Caleb Peacock, from family in tannery and other businesses, first South Australian-born mayor of Adelaide, 1875

Caleb Peacock (left) was the first South Australian-born mayor of Adelaide 1875-75 and involved with his father William and brother Joseph in the family tannery and woolbroking business, started in Grenfell Street, Adelaide city, in 1839. At right: Peacock and Son employees in 1871 in front of stacks of wattle/acacia bark that the company was the first to export.
Images courtesy State Library of South Australia
The Peacock family produced notable business and civic figures in early colonial Adelaide.
William Peacock chartered the Glenalvon to take him and his family from England to South Australia, arriving at Adelaide’s Holdfast Bay on December 18, 1838.
William Peacock started his tannery business in Grenfell Street, Adelaide city, in 1839, This was the first major tannery, ahead of Dench & Co. and the Bean brothers, and the first to export acacia bark.
Tanning used wattle bark and created an industry gathering bark in the bushlands surrounding Adelaide and carrying it into town by the wagonload. Ure's Dictionary of 1867 described animal skins were first soaked with wattle bark in water, then pounded manually. The skins had hair scraped off the outer surface, then soaked a second time in milk of lime (slaked lime or calcium hydroxide as a slurry in water). Next, skins were fleshed by manually scraping flesh and fat from the inner surface. This animal tissue sat decaying on the skins in the tannery yard for days before treatment, contributing to the smell. Finally. the skins were softened then “immersed in a bath of pigeons', fowls' or dogs' dung for two or three days, which softens them”.
William Peacock was one of the original investors in the South Australian Mining Association that developed the lucrative Burra copper mines between 1845 and 1865 and a director (disqualified in 1860 through absence greater than six months but later reelected).

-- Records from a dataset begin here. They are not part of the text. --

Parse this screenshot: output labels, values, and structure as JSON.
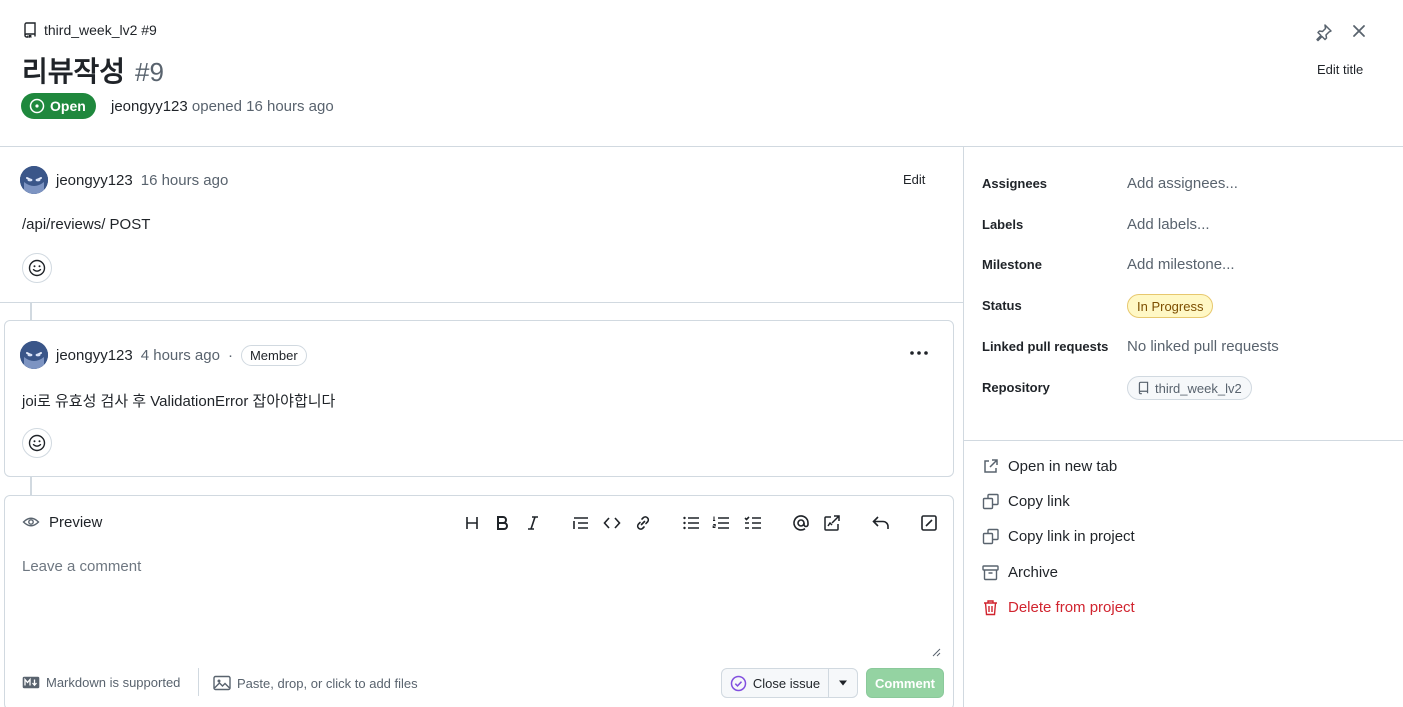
{
  "header": {
    "repo": "third_week_lv2 #9",
    "title": "리뷰작성",
    "number": "#9",
    "state": "Open",
    "author": "jeongyy123",
    "opened_text": " opened 16 hours ago",
    "edit_title": "Edit title"
  },
  "issue_body": {
    "author": "jeongyy123",
    "time": "16 hours ago",
    "edit": "Edit",
    "text": "/api/reviews/ POST"
  },
  "comment": {
    "author": "jeongyy123",
    "time": "4 hours ago",
    "separator": "·",
    "badge": "Member",
    "text": "joi로 유효성 검사 후 ValidationError 잡아야합니다"
  },
  "editor": {
    "preview_label": "Preview",
    "placeholder": "Leave a comment",
    "markdown_note": "Markdown is supported",
    "attach_note": "Paste, drop, or click to add files",
    "close_issue": "Close issue",
    "comment_button": "Comment"
  },
  "sidebar": {
    "fields": [
      {
        "label": "Assignees",
        "value": "Add assignees..."
      },
      {
        "label": "Labels",
        "value": "Add labels..."
      },
      {
        "label": "Milestone",
        "value": "Add milestone..."
      },
      {
        "label": "Status",
        "value": "In Progress"
      },
      {
        "label": "Linked pull requests",
        "value": "No linked pull requests"
      },
      {
        "label": "Repository",
        "value": "third_week_lv2"
      }
    ],
    "actions": [
      {
        "label": "Open in new tab",
        "icon": "link-external-icon"
      },
      {
        "label": "Copy link",
        "icon": "copy-icon"
      },
      {
        "label": "Copy link in project",
        "icon": "copy-icon"
      },
      {
        "label": "Archive",
        "icon": "archive-icon"
      },
      {
        "label": "Delete from project",
        "icon": "trash-icon"
      }
    ]
  },
  "colors": {
    "open_green": "#1f883d",
    "status_yellow": "#fff8c5",
    "danger_red": "#d1242f",
    "comment_disabled": "#94d3a2"
  }
}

William Peacock was associated with the Congregational Church in Freeman Street (now part of Gawler Place), Adelaide city, and funded building the “Peacock” chapel in Ebenezer Place (off Rundle Street east). He then helped organise the building of the Hindmarsh Square Congregational Church, later to become an office and orchestral studio for ABC (Australian Broadcasting Commission) radio.
He was closely associated with John Lorenzo Young and his Adelaide Educational Institution that, for many years, used rooms at the Ebenezer Place and Freeman Street chapels. William Peacock’s youngest son Caleb was one of the first three pupils (others: Hubert Giles and John Partridge) at Young’s school that went on to graduate other prominent South Australians including Charles Cameron Kingston and Joseph Verco.
The Peacock business extended to woolbroking, with a fellmongery (treating skins and hides) factory at Adam Street, Hindmarsh, in the 1860s.
Sons Joseph and Caleb both became involved in the family business and they followed father William into public life. William Peacock served on Adelaide City Council as councillor and alderman from 1842. He won the seat of Noarlunga in the South Australian Legislative Council (then the only house in parliament) against Major Thomas O'Halloran in 1851 to 1856. He held a Legislative Council seat from 1861 to 1869. Joseph and Caleb Peacock also became members of parliament.
Caleb Peacock also was the first South Australian-born mayor of Adelaide in 1875-77. He was a trustee of the Savings Bank of South Australia, a director of the National Bank of Australasia, from 1873 to 1893 (when the bank was liquidated) and a prominent member of the chamber of commerce.
The Peacock and Son Adam Street, Hindmarsh, property was sold in 1903 to fellmonger Michell and Sons.